Gregson also worked on TV. In Ivor Brown's BBC TV play William's Other Anne he played William Shakespeare revisiting his first girlfriend Anne Whateley. TV work became increasingly important to him from the mid-60s. He starred as Commander George Gideon in the 26 episodes of the series Gideon's Way (1964–66) (known as Gideon C.I.D. in America). He also appeared in The Saint with Roger Moore and a popular comedy adventure series with Shirley MacLaine, Shirley's World. He took over from Kenneth More in long-running TV adverts for coffee on British television. Gregson appeared in It's the Geography That Counts, the last play at the St James's Theatre before its closure and demolition in 1957.

==Death==
In January 1975, Gregson died suddenly from a heart attack near Porlock Weir, Somerset, aged 55, whilst on holiday, walking on the path to St. Beuno's Church, Culbone. He left a widow, Thea Gregory, and six children.

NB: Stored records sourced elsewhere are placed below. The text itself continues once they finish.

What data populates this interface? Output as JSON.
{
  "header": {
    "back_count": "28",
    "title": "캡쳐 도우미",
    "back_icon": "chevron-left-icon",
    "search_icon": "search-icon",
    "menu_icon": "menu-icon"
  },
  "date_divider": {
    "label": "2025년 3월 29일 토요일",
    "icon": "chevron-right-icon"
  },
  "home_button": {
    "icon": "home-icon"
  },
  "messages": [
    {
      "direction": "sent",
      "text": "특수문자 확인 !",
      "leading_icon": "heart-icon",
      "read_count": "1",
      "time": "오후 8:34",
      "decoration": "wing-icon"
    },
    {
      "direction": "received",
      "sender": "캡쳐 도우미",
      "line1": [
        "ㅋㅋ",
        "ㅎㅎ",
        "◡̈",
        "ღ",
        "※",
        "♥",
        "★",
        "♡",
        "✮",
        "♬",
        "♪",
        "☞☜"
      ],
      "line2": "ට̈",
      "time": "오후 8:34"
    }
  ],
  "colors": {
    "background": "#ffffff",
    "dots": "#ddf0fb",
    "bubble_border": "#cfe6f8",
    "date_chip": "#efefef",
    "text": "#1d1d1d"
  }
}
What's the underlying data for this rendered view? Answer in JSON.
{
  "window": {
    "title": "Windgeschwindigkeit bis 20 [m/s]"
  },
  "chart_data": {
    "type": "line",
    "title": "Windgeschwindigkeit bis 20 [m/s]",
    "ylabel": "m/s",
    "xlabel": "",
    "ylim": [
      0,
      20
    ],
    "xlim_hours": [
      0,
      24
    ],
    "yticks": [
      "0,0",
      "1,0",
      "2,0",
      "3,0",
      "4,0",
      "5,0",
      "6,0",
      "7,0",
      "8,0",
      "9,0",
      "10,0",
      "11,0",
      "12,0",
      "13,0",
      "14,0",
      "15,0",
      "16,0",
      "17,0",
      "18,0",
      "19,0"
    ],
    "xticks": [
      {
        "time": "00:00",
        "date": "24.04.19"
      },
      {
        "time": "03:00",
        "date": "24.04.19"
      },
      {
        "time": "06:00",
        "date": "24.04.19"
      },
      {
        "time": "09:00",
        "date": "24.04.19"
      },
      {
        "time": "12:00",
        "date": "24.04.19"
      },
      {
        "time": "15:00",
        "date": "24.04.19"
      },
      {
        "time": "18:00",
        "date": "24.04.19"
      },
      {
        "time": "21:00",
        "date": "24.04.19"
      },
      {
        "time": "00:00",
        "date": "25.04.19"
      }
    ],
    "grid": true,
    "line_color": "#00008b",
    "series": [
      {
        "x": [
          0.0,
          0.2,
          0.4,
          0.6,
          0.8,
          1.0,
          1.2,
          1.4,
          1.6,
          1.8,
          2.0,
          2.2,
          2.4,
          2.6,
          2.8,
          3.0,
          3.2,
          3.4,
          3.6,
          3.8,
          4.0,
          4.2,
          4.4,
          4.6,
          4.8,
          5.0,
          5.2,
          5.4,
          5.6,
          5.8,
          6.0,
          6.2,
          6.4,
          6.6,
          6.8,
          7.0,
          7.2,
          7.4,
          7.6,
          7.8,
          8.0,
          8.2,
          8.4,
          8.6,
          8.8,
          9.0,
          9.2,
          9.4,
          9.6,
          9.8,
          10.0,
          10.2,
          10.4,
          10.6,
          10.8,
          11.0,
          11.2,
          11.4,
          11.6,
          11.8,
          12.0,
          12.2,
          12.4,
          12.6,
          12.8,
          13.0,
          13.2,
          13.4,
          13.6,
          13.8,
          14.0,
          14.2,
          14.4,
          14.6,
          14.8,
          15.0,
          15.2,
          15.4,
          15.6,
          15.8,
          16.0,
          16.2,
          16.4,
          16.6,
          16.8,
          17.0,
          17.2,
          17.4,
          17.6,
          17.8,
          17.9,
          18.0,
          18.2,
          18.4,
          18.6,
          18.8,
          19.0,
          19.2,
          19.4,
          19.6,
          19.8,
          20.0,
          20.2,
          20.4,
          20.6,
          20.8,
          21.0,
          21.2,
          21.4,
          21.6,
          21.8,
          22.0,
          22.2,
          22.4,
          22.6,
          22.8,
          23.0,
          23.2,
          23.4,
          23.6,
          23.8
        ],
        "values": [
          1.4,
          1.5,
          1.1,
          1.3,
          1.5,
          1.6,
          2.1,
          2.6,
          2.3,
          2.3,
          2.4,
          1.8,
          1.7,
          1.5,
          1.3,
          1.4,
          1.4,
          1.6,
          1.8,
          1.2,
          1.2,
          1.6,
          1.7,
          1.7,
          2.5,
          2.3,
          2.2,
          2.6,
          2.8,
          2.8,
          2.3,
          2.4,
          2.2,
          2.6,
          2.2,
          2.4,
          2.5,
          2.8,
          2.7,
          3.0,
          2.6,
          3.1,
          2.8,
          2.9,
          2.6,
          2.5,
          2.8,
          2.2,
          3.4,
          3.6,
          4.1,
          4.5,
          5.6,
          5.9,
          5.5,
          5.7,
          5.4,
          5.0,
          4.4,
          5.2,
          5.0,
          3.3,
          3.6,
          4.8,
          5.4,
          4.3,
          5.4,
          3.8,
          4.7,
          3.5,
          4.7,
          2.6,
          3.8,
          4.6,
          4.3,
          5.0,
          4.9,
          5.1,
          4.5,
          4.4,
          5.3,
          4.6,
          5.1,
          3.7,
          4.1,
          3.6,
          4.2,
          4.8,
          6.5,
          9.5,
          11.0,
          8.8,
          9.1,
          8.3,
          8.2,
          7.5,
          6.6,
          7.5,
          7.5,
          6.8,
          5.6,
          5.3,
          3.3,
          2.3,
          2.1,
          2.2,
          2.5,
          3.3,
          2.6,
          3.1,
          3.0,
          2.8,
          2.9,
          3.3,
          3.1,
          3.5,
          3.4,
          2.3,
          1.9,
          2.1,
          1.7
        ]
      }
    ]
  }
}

Gregson's final television role was in the Southern Television serial Dangerous Knowledge, which was broadcast posthumously in 1976. His body was interred at Sunbury Cemetery, Sunbury-on-Thames, Surrey near his family home at Creek House, Chertsey Road, Shepperton. He left £64,917 and died intestate.

==Complete filmography==

- London Belongs to Me (1948) – (uncredited)
- Saraband for Dead Lovers (1948) – (uncredited)
- Scott of the Antarctic (1948) – P.O. T. Crean R.N.
- Whisky Galore! (1949) – Sammy MacCodrun
- Train of Events (1949) – Malcolm Murray-Bruce (segment "The Composer")
- The Hasty Heart (1949) – Raw recruit in jungle (uncredited)
- Cairo Road (1950) – Coast Guardsman
- Treasure Island (1950) – Redruth
- The Lavender Hill Mob (1951) – Farrow
- Angels One Five (1952) – Pilot Officer 'Septic' Baird
- The Brave Don't Cry (1952) – John Cameron
- Venetian Bird (1952) – Renzo Uccello
- The Holly and the Ivy (1952) – David Paterson
- The Titfield Thunderbolt (1953) – Gordon
- Captain Brassbound's Conversion (1953 TV movie) – Captain Brassbound
- Genevieve (1953) – Alan McKim
- The Weak and the Wicked (1954) – Dr. Michael Hale
- Conflict of Wings (1954) – Cpl. Bill Morris
- The Crowded Day (1954) – Leslie
- To Dorothy a Son (1954) – Tony Rapallo
- Three Cases of Murder (1955) – Edgar Curtain ("You Killed Elizabeth" segment)
- Above Us the Waves (1955) – Lt Alec Duffy
- Value for Money (1955) – Chayley Broadbent
- Jacqueline (1956) – Mike McNeil
- The Battle of the River Plate (1956) – Captain Bell – H.M.S. Exeter
- True as a Turtle (1957) – Tony Hudson
- Miracle in Soho (1957) – Michael Morgan
- Ill Met by Moonlight (1957) – Sailor – (uncredited)
- Rooney (1958) – James Ignatius Rooney
- Sea of Sand (1958) – Capt. Williams
- The Captain's Table (1959) – Capt. Albert Ebbs
- SOS Pacific (1959) – Jack Bennett
- Hand in Hand (1960) – Father Timothy
- Faces in the Dark (1960) – Richard Hammond
- The Frightened City (1961) – Det. Insp. Sayers
- The Treasure of Monte Cristo (1961) – Renato
- The Longest Day (1962) – British Padre, Parachute Regiment – searching for his Communion Set
- Live Now – Pay Later (1962) – Callendar
- Tomorrow at Ten (1962) – Detective Chief Inspector Parnell
- The Night of the Generals (1967) – Colonel Sandauer
- Hans Brinker (1969 TV movie) – Mijnheer Brinker
- Speaking of Murder (1971 TV movie) – Charles Ashton
- Fright (1971) – Dr. Cordell

==Box office rankings==
For several years British exhibitors listed Gregson as one of the most popular local stars at the box office.